Con ese título (y un subtítulo por determinar) culminará mi investigación sobre la Antropología Social y Cultural, y lo hará en forma de libro.
En él incluiré mi relación con la Antropología desde cero, ¿en qué momento la conocí? ¿Cómo y por qué decidir estudiar esta disciplina que tan pocos conocen (para mi gusto)? Cuando digo que pocos la conocen, algunas personas podrían rasgarse las vestiduras y acusarme de difamación. Seguro que son personas acostumbradas a la Antropología, antropólogos/as ya titulados, profesores o gente que está cerca de algún círculo académico afín. Está claro que si convives con ella tienes que conocerla, pero correr el riesgo de suponer que todo el mundo la conoce porque lo haces tú y tus allegados, es para mí, un grave error.
Mi afirmación tiene una base firme que hace unos años (cuando estudiaba) no vislumbré Al decirme algún profesor del grado que sufría de suponitis aguda (exageración) y que estaba equivocada, no supe qué responder. Por aquel entonces suponía que los doctorados y catedráticos son los que saben de estas cosas y yo solo era una alumna más con ideas rocambolescas en la cabeza, ¿por qué no podía proponer ideas normales? Aunque en el fondo de mi ser, sí comprendía el problema: ellos no lo ven porque están en el círculo académico. Un círculo bastante cerrado (y amplio al mismo tiempo) donde no existe tal grado de desconocimiento de la disciplina, como es obvio. Todo gira en torno a ella, libros, nuevas publicaciones, simposios, congresos... Ahí bien agarrada la Antropología, que no salga fuera y se resfríe. Sin embargo, yo hablaba a nivel general, a pie de calle.

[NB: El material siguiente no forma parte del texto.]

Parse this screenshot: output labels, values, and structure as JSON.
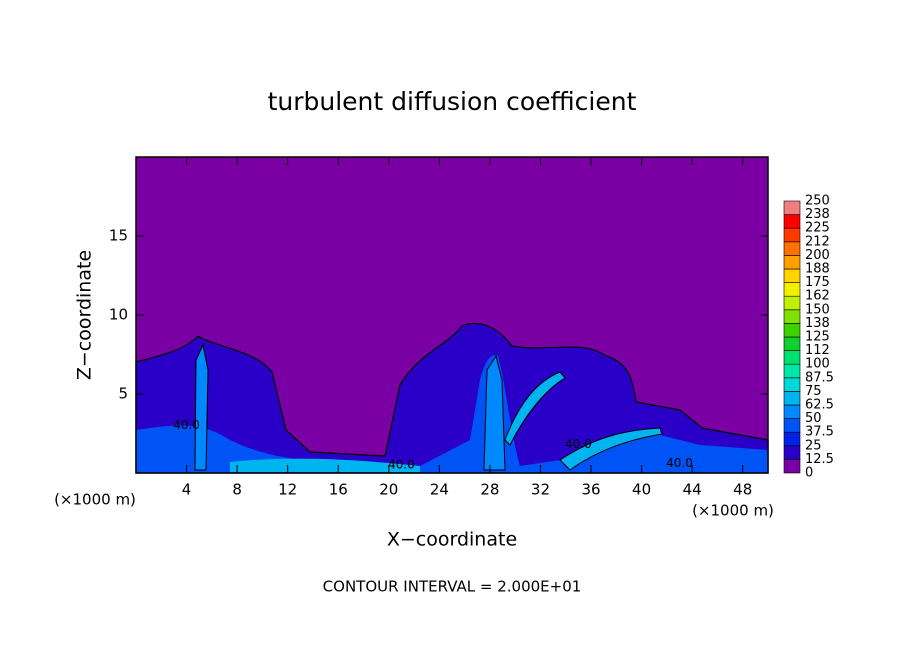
{
  "chart_data": {
    "type": "contour",
    "title": "turbulent diffusion coefficient",
    "xlabel": "X−coordinate",
    "ylabel": "Z−coordinate",
    "xunit": "(×1000 m)",
    "yunit": "(×1000 m)",
    "xlim": [
      0,
      50
    ],
    "xticks": [
      4,
      8,
      12,
      16,
      20,
      24,
      28,
      32,
      36,
      40,
      44,
      48
    ],
    "ylim": [
      0,
      20
    ],
    "yticks": [
      5,
      10,
      15
    ],
    "levels": [
      0,
      12.5,
      25,
      37.5,
      50,
      62.5,
      75,
      87.5,
      100,
      112,
      125,
      138,
      150,
      162,
      175,
      188,
      200,
      212,
      225,
      238,
      250
    ],
    "colors": [
      "#7b00a3",
      "#2a00c8",
      "#0024e6",
      "#0054f5",
      "#0088ff",
      "#00b4f0",
      "#00d8d8",
      "#00e8a8",
      "#00e070",
      "#10d030",
      "#40d000",
      "#80e000",
      "#c0f000",
      "#f0f000",
      "#ffd200",
      "#ffa000",
      "#ff7000",
      "#ff3800",
      "#ff0000",
      "#f08080"
    ],
    "contour_labels": [
      {
        "x": 4,
        "y": 3,
        "label": "40.0"
      },
      {
        "x": 21,
        "y": 0.5,
        "label": "40.0"
      },
      {
        "x": 35,
        "y": 1.8,
        "label": "40.0"
      },
      {
        "x": 43,
        "y": 0.6,
        "label": "40.0"
      }
    ],
    "footer": "CONTOUR INTERVAL = 2.000E+01"
  }
}
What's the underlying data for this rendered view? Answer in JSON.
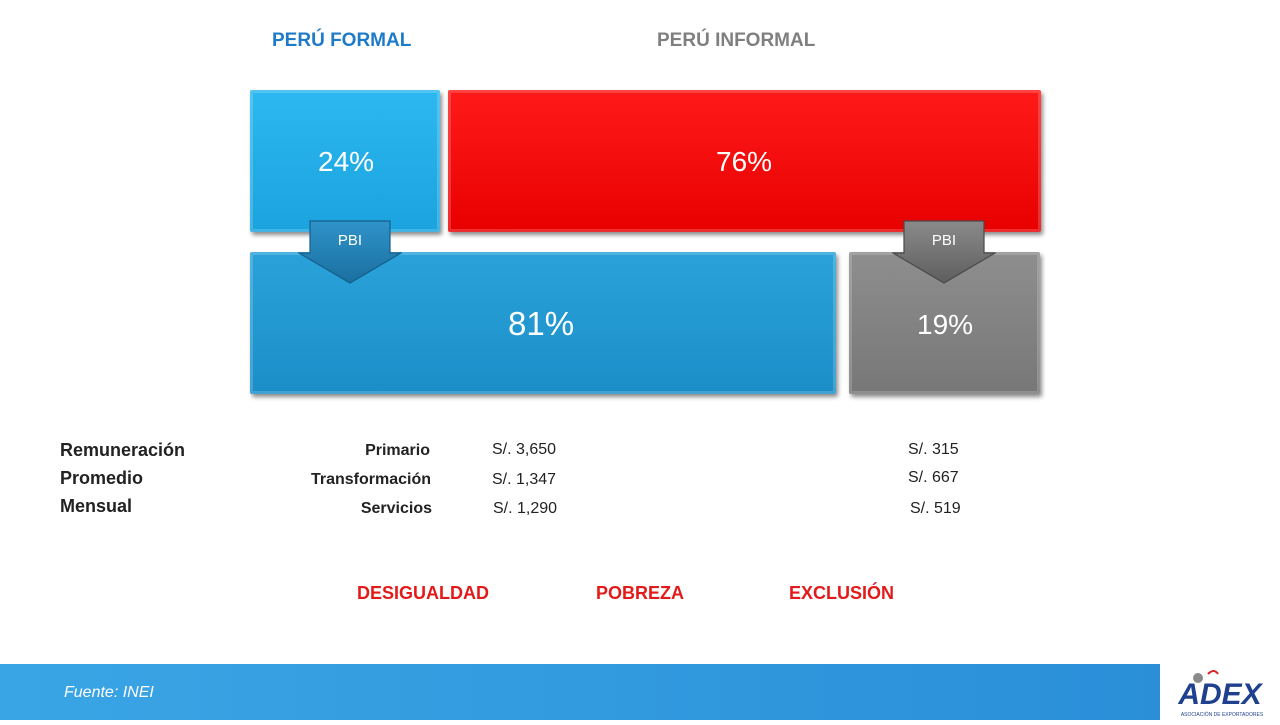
{
  "headers": {
    "formal": "PERÚ FORMAL",
    "informal": "PERÚ INFORMAL"
  },
  "boxes": {
    "formal_share": "24%",
    "informal_share": "76%",
    "formal_pbi": "81%",
    "informal_pbi": "19%"
  },
  "arrows": {
    "formal_label": "PBI",
    "informal_label": "PBI"
  },
  "remuneration": {
    "label": [
      "Remuneración",
      "Promedio",
      "Mensual"
    ],
    "rows": [
      {
        "sector": "Primario",
        "formal": "S/. 3,650",
        "informal": "S/. 315"
      },
      {
        "sector": "Transformación",
        "formal": "S/. 1,347",
        "informal": "S/. 667"
      },
      {
        "sector": "Servicios",
        "formal": "S/. 1,290",
        "informal": "S/. 519"
      }
    ]
  },
  "consequences": [
    "DESIGUALDAD",
    "POBREZA",
    "EXCLUSIÓN"
  ],
  "footer": {
    "source": "Fuente: INEI",
    "logo_text": "ADEX",
    "logo_subtext": "ASOCIACIÓN DE EXPORTADORES"
  },
  "colors": {
    "formal_blue": "#1aa3de",
    "informal_red": "#e80000",
    "pbi_blue": "#1b8ec8",
    "pbi_gray": "#777777",
    "footer_blue": "#2a8fd8",
    "accent_red": "#e31a1a"
  }
}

¿Cómo podía saber que muchos ignoran lo que es esta disciplina? Basta con echar un vistazo al número de universidades que ofertan su grado en España o ver que no existe en ningún nivel inferior de estudios (en algún momento existió en Bachiller de algunas comunidades autónomas) Si los estudiantes no la conocen, si nadie le habla de ella cuando eligen su futuro, está condenada a la desaparición. Sumado a eso, las universidades no encuentran motivos para incluirla en sus ofertas de estudios. ¿Por qué? ¡Por el propio desconocimiento! Tanto de unos como de otros. Los estudiantes no saben lo qué es ni para qué sirve, las universidades no van a ofrecer algo que no tenga demanda... Entramos dentro de una serpiente que se muerde la cola y no podemos salir de ahí.
La solución es compleja. No pretendo llegar y hacer que todo el mundo se apasione por la Antropología. Al menos, me conformaría con cambiar los datos que recogí durante mi TFG.
Sigo escribiendo y analizando, que para algo tengo mi título de antropóloga. Hasta ahora solo me ha servido para eso.